This article entitled “News Analysis: Tearing up condo contracts over a 40-year-old law” appeared in the Nashville Post on March the 18th, 2009. The author is Kyle Swenson:
“Inside the contentious mechanics of the obscure legislation condo owners are using to take on developers – Are mixed-use spaces next?
With a glut of condos comes legal trouble, as both area developers and buyers are realizing this month.
The tension between purchasers rethinking their condo buys and developers eager to close contracts has produced a wave of lawsuits targeting area developments such as Ashland City’s Braxton and the Gulch’s Terrazzo and Icon projects.
Each suit cites an obscure federal statute, the Interstate Land Sales Full Disclosure Act. That law was passed in 1968 by Congress and has become the go-to for lawsuits against condo developments in heavily saturated markets like Florida and Nevada. The Nashville suits invoke the various developments’ failure to comply with the act as grounds for the purchasers’ right to tear up their contracts.
But the issue of compliance here is far from clear cut. The statute is notoriously oblique according to attorneys familiar with the act, and with these first filings, it seems Nashville’s continuing condo saga has entered a sticky and nebulous legal terrain.
Under the statute, all developments not subject to exemption must register with the U.S. Department of Housing and Urban Development. However, developers often either consider themselves exempt or simply ignore the compliance. HUD’s online listing of registered developments shows Tony Giarratana’s Signature Tower as the only Nashville-area project registered.
“[The act] is still active but it’s not one of those things that gets a whole lot of attention,” William Durl, the field office director of the Nashville HUD office, told NashvillePost.com.
In addition to registering with HUD, the act says all nonexempt developments must prepare a Federal Property Report, a detail-heavy document that outlines the amenities and characteristics of the development. Buyers must be given the Property Report prior to signing a purchasing contract.
The process, however, can be extremely unwieldy. It took nine months and hundreds of thousands of dollars to register the Signature Tower with HUD and prepare the Property Reports, developer Tony Giarratana told NashvillePost.com.
But if a nonexempt development fails to go put a Property Report before a buyer, the act gives that buyer the option to walk away with a refunded deposit.
“[The act] states this very clearly,” said Jared Beck, a Miami real estate attorney. “It says if the buyer doesn’t get a property report before they sign, they have a two-year period in which they can revoke the contract.”
In the Braxton, Terrazzo and Icon suits, the plaintiffs allege the developments were not exempt from the act, failed to register and provide a Property Report, and that therefore the purchasers are entitled to walk with their cash.
Such suits, which have flooded Florida courtrooms, often hinge on the murky question of whether or not a development is actually exempt, Beck said.
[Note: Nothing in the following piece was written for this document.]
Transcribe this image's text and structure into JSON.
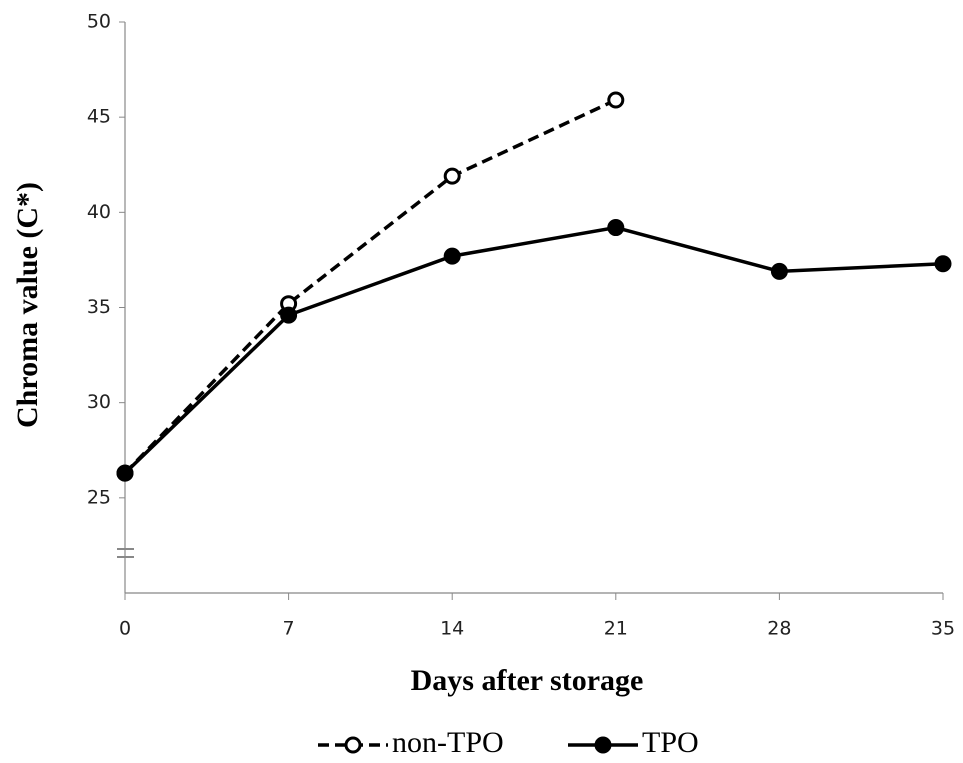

The number of units a development has is non-negotiable, but 90 percent of the cases regarding the act involve questions of whether a property was constructed in a two-year window, he said.
Developers often pad the signing contracts they put before buyers with clauses for special contingencies such as natural disasters or material shortages to widen the two-year time span.
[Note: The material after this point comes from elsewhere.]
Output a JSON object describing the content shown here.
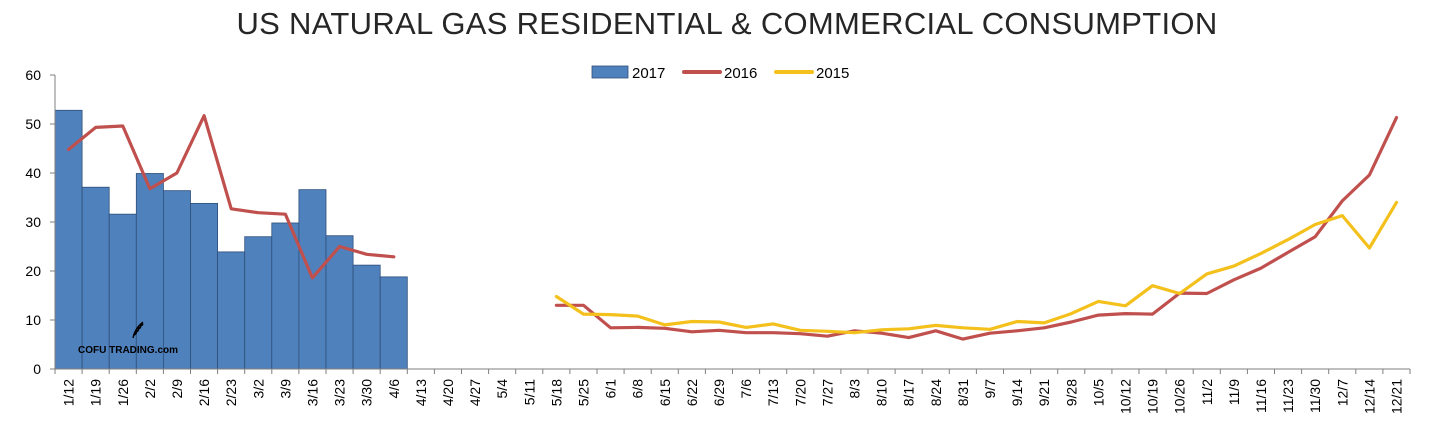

“This is where a lot of the fight is,” Beck said. “The buyers bring lawsuits and they point to these contingencies and say, ‘Actually, you’ve left yourself so much room to not build the project in two years, you actually don’t get the exemption under the act, meaning you should have provided a property report.’”
Regardless of whether the Nashville suits are successful in prying purchasers from their contracts, the fact that the area’s condo backers failed to register under the act smells like a novice’s naivete.
On one hand, the statute is easy to ignore. Besides the exhaustive process, HUD can’t ensure developers register or punish those who don’t.
Also, in the middle of a buying boom like the one earlier this decade, developers don’t want to slow down their timelines for the approval process, especially if the initial buyer reaction is strong and it looks like all their units will quickly close.
But the assumption of exemption leaves properties open to lawsuits like the ones Nashville is now seeing. In markets such as Florida, nearly all developments more than 100 units register, Beck said, in order to protect themselves against such legal action.
There’s another wrinkle: The act could also take on an added significance when applied to Nashville’s mixed-use properties. Part of the statute protects against misrepresentation. Developers are obliged to build all of the amenities that they say will be included in the property. However, it’s unclear how this applies to mixed-use components like retail stores or restaurants.
According to lawyers who spoke with NashvillePost.com, a development that fails to land the office, retail or food tenants it advertised could be sued for misrepresenting amenities under the act. Whether the recent local lawsuits will hold their own in court remains to be seen. But their appearance does signal that Nashville can finally claim to be a first-rate condo market – and share all the legal issues that go along with it.”
The Velocity in the Gulch as well as the Rhythm at Music Row might also face similar lawsuits should one of these aforementioned groups be successful in their efforts. If that is the case, look for the Velocity and Rhythm to be hurt significantly and for price of condos to drop.